After trading lower in the morning to stake out a $7.10 low Monday, April natural gas futures began to dig themselves out of the basement in the afternoon. The prompt month settled at $7.318, up 4.5 cents on the day and just 2.2 cents off the session’s high.

While some experts said the morning sell-off was sparked by announced oil production increases, the natural gas futures price rebound in the afternoon was linked in part to a revised weather forecast for the Northeast.

“The National Weather Service changed the weather forecast again,” said Ed Kennedy of Commercial Brokerage Corp. in Miami. “For Wednesday and Thursday they were forecasting temperatures in the upper 50s/lower 60s for New York. Now they are talking snow. It caught the local traders short.” However, Kennedy believes futures will be range bound for a while between $7.06 and $7.38.

The settles for crude and heating oil futures were unexciting on Monday. While April crude got back above the $57/bbl mark for a short time, it ultimately settled 10 cents lower on the day at $56.62/bbl. Likewise, April heating oil explored the $1.58/gallon level before collapsing back to close at $1.5735/gallon, up less than a cent on the day.

“Natural gas appears to be trading on its own devices as it should be,” said Kennedy. “Fuel switching is the biggest myth in natural gas trading. For example, a lot of the industrials fuel switched. They went to coal, so they can write long-term contracts. They are sick and tired of the natural gas roller coaster.”

However, some traders will be keeping a sharp eye on OPEC production levels. If natural gas prices are to weaken, they believe significant help will be required from more moderate petroleum prices. On Wednesday OPEC raised its quota by 500,000 b/d, and also authorized the group’s president to implement a further boost of the same size if needed. That second increase would take production quotas to 28 million b/d, above the 27.7 million b/d OPEC was pumping last week, an OPEC spokesman said.

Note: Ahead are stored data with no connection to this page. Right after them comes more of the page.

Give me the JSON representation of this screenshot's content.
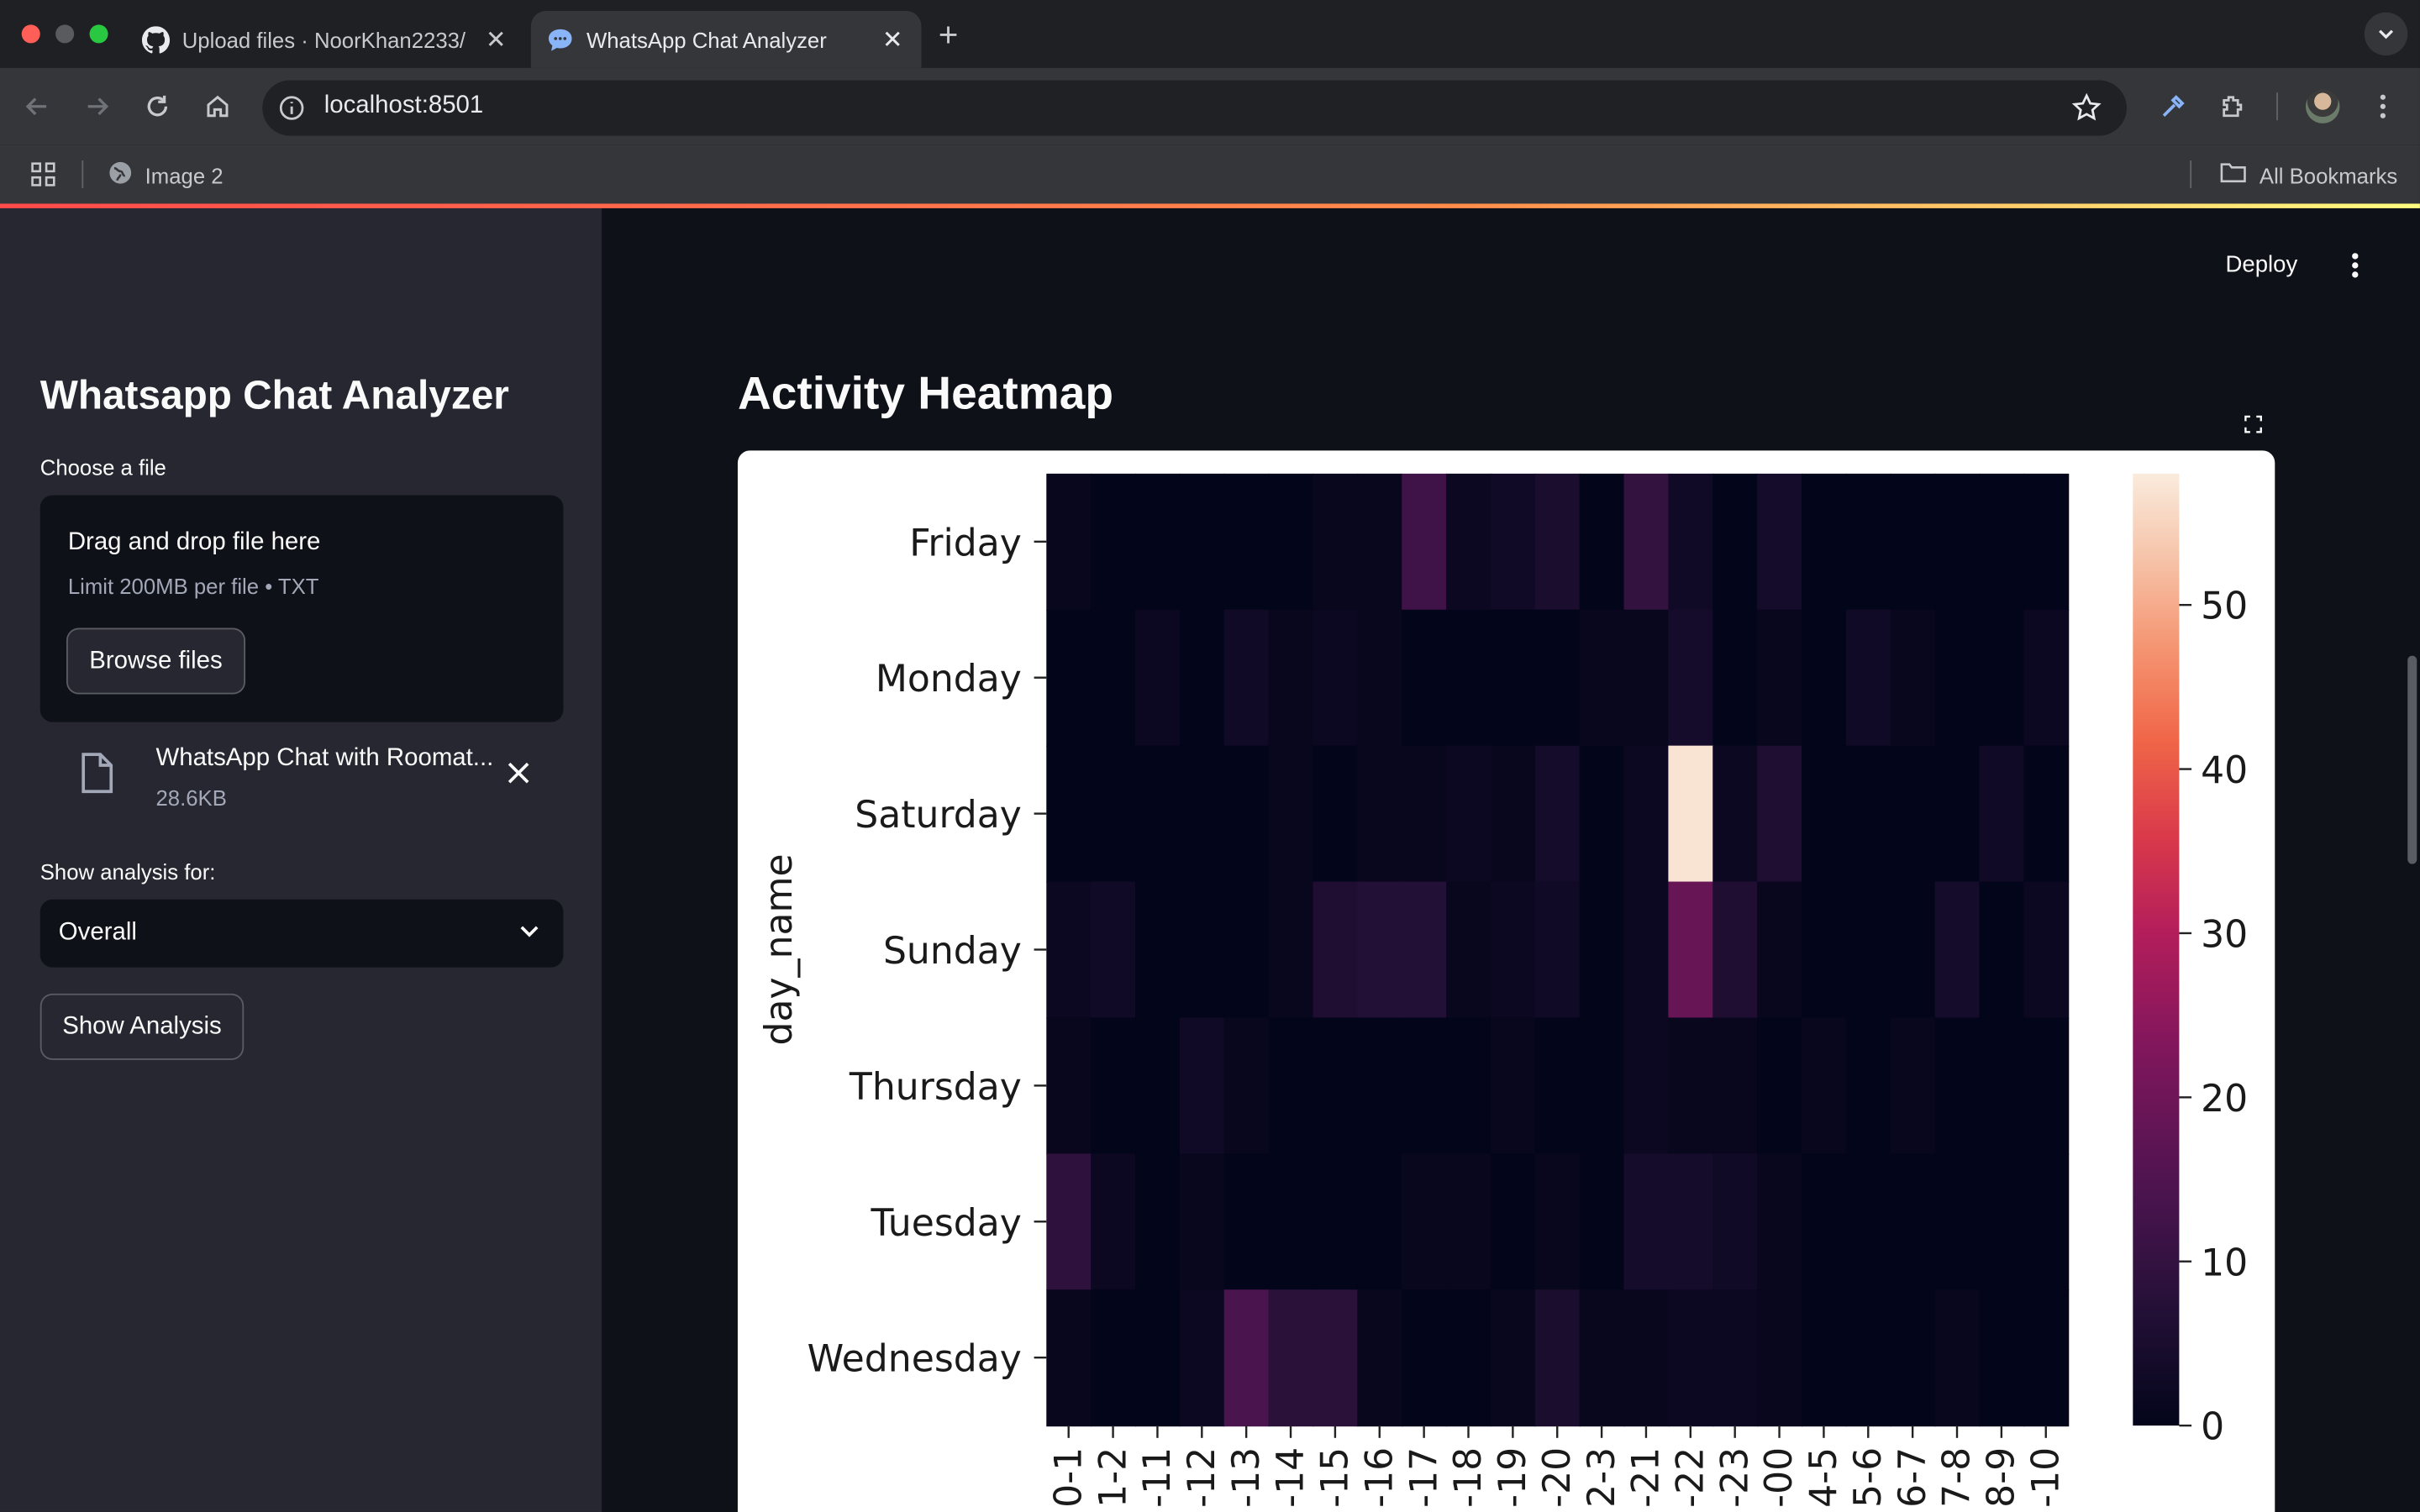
{
  "browser": {
    "tabs": [
      {
        "title": "Upload files · NoorKhan2233/",
        "icon": "github-icon",
        "active": false
      },
      {
        "title": "WhatsApp Chat Analyzer",
        "icon": "chat-bubble-icon",
        "active": true
      }
    ],
    "url": "localhost:8501",
    "bookmarks": [
      {
        "label": "Image 2",
        "icon": "globe-icon"
      }
    ],
    "all_bookmarks_label": "All Bookmarks"
  },
  "header": {
    "deploy_label": "Deploy"
  },
  "sidebar": {
    "title": "Whatsapp Chat Analyzer",
    "uploader_label": "Choose a file",
    "dropzone_title": "Drag and drop file here",
    "dropzone_limit": "Limit 200MB per file • TXT",
    "browse_label": "Browse files",
    "file_name": "WhatsApp Chat with Roomat...",
    "file_size": "28.6KB",
    "select_label": "Show analysis for:",
    "select_value": "Overall",
    "show_analysis_label": "Show Analysis"
  },
  "main": {
    "section_title": "Activity Heatmap"
  },
  "chart_data": {
    "type": "heatmap",
    "ylabel": "day_name",
    "rows": [
      "Friday",
      "Monday",
      "Saturday",
      "Sunday",
      "Thursday",
      "Tuesday",
      "Wednesday"
    ],
    "columns": [
      "0-1",
      "1-2",
      "-11",
      "-12",
      "-13",
      "-14",
      "-15",
      "-16",
      "-17",
      "-18",
      "-19",
      "-20",
      "2-3",
      "-21",
      "-22",
      "-23",
      "-00",
      "4-5",
      "5-6",
      "6-7",
      "7-8",
      "8-9",
      "-10"
    ],
    "values": [
      [
        1,
        0,
        0,
        0,
        0,
        0,
        1,
        1,
        12,
        2,
        3,
        5,
        0,
        10,
        3,
        0,
        4,
        0,
        0,
        0,
        0,
        0,
        0
      ],
      [
        0,
        0,
        2,
        0,
        3,
        1,
        2,
        1,
        0,
        0,
        0,
        0,
        1,
        1,
        4,
        0,
        1,
        0,
        3,
        1,
        0,
        0,
        2
      ],
      [
        0,
        0,
        0,
        0,
        0,
        1,
        0,
        1,
        1,
        2,
        1,
        4,
        0,
        2,
        57,
        2,
        6,
        0,
        0,
        0,
        0,
        3,
        0
      ],
      [
        2,
        3,
        0,
        0,
        0,
        1,
        6,
        7,
        7,
        1,
        2,
        3,
        0,
        2,
        19,
        6,
        1,
        0,
        0,
        0,
        4,
        0,
        2
      ],
      [
        1,
        0,
        0,
        3,
        1,
        0,
        0,
        0,
        0,
        0,
        1,
        0,
        0,
        2,
        1,
        1,
        0,
        1,
        0,
        1,
        0,
        0,
        0
      ],
      [
        9,
        2,
        0,
        1,
        0,
        0,
        0,
        0,
        1,
        1,
        0,
        1,
        0,
        4,
        4,
        3,
        1,
        0,
        0,
        0,
        0,
        0,
        0
      ],
      [
        1,
        0,
        0,
        2,
        14,
        8,
        8,
        1,
        0,
        0,
        1,
        5,
        1,
        1,
        2,
        2,
        1,
        0,
        0,
        0,
        1,
        0,
        0
      ]
    ],
    "colorbar_ticks": [
      0,
      10,
      20,
      30,
      40,
      50
    ],
    "colorbar_range": [
      0,
      58
    ],
    "colormap": "rocket"
  }
}
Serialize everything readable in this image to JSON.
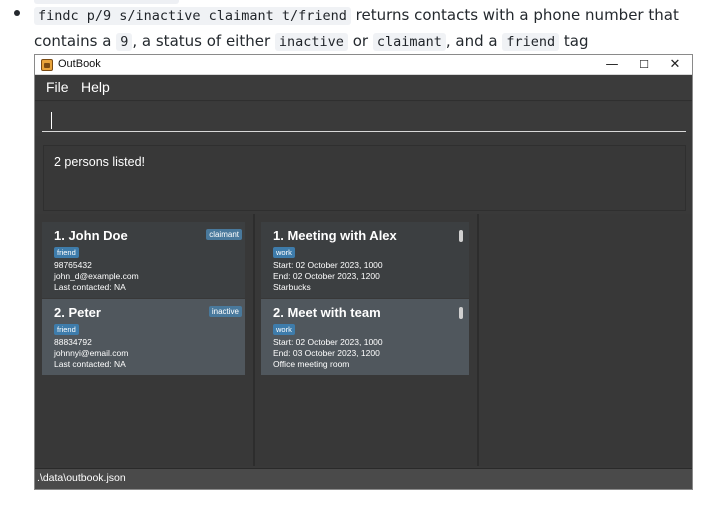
{
  "doc": {
    "line1": {
      "code": "findc p/9 s/inactive claimant t/friend",
      "text": " returns contacts with a phone number that"
    },
    "line2": {
      "pre": "contains a ",
      "code1": "9",
      "mid1": ", a status of either ",
      "code2": "inactive",
      "mid2": " or ",
      "code3": "claimant",
      "mid3": ", and a ",
      "code4": "friend",
      "post": " tag"
    }
  },
  "window": {
    "title": "OutBook",
    "controls": {
      "minimize": "—",
      "maximize": "☐",
      "close": "✕"
    }
  },
  "menu": {
    "file": "File",
    "help": "Help"
  },
  "command": {
    "value": "",
    "placeholder": ""
  },
  "result": {
    "text": "2 persons listed!"
  },
  "persons": [
    {
      "title": "1.  John Doe",
      "status": "claimant",
      "tag": "friend",
      "phone": "98765432",
      "email": "john_d@example.com",
      "last_contacted": "Last contacted: NA"
    },
    {
      "title": "2.  Peter",
      "status": "inactive",
      "tag": "friend",
      "phone": "88834792",
      "email": "johnnyi@email.com",
      "last_contacted": "Last contacted: NA"
    }
  ],
  "meetings": [
    {
      "title": "1.  Meeting with Alex",
      "tag": "work",
      "start": "Start: 02 October 2023, 1000",
      "end": "End: 02 October 2023, 1200",
      "location": "Starbucks"
    },
    {
      "title": "2.  Meet with team",
      "tag": "work",
      "start": "Start: 02 October 2023, 1000",
      "end": "End: 03 October 2023, 1200",
      "location": "Office meeting room"
    }
  ],
  "status_bar": {
    "path": ".\\data\\outbook.json"
  },
  "colors": {
    "window_bg": "#393939",
    "card_bg": "#3c3f41",
    "card_selected_bg": "#50575d",
    "tag_badge": "#3e7cab",
    "status_badge": "#49799c"
  }
}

The increase in production is significant. Vienna-based OPEC in recent years has reduced output in the second quarter to keep stockpiles from soaring when Northern Hemisphere winter heating demand dwindles. Last week’s decision to raise production quotas, led by Saudi Arabia, marks a change of strategy because the group will let inventories rise to lower prices and meet demand. Historically OPEC has attempted to manage prices within a “band,” realizing that prices at the upper end of the band would blunt economic activity and ultimately the demand for petroleum, traders pointed out.

Money managers may not be buying the idea of whether increased OPEC production can quell rising petroleum and, indirectly, natural gas prices. Funds and managed accounts have continued to reduce their holdings of natural gas short positions. On Friday, the Commodity Futures Trading Commission reported that as of March 15, noncommercial accounts pared their net short position to 7,044 contracts, down substantially from 14,003 contracts reported March 8. Since late last year the highest net short position attained by managed accounts was 55,490 contracts on Jan. 18. At that time, spot futures settled at $6.137.

Short term weather conditions will provide traders will plenty of challenges this week. Joe Bastardi of AccuWeather forecasts three active weather systems, or “bowling balls” to roll across the U.S. over the next seven to 10 days. The first of the three systems will hit the East by Wednesday, bringing cold and rain. Bowling ball number two hits California early this week and reaches the East by Saturday, bringing with it a chance of some cold Canadian air. The third system develops in the Mississippi Valley at mid-week and heads east early next week.

Bowling balls or not, temperatures are not forecast to be that far from normal. AccuWeather forecasts a high Monday in Chicago of 40 degrees and a 44-degree high by Friday, and by next Monday highs should reach 50 in the Windy City.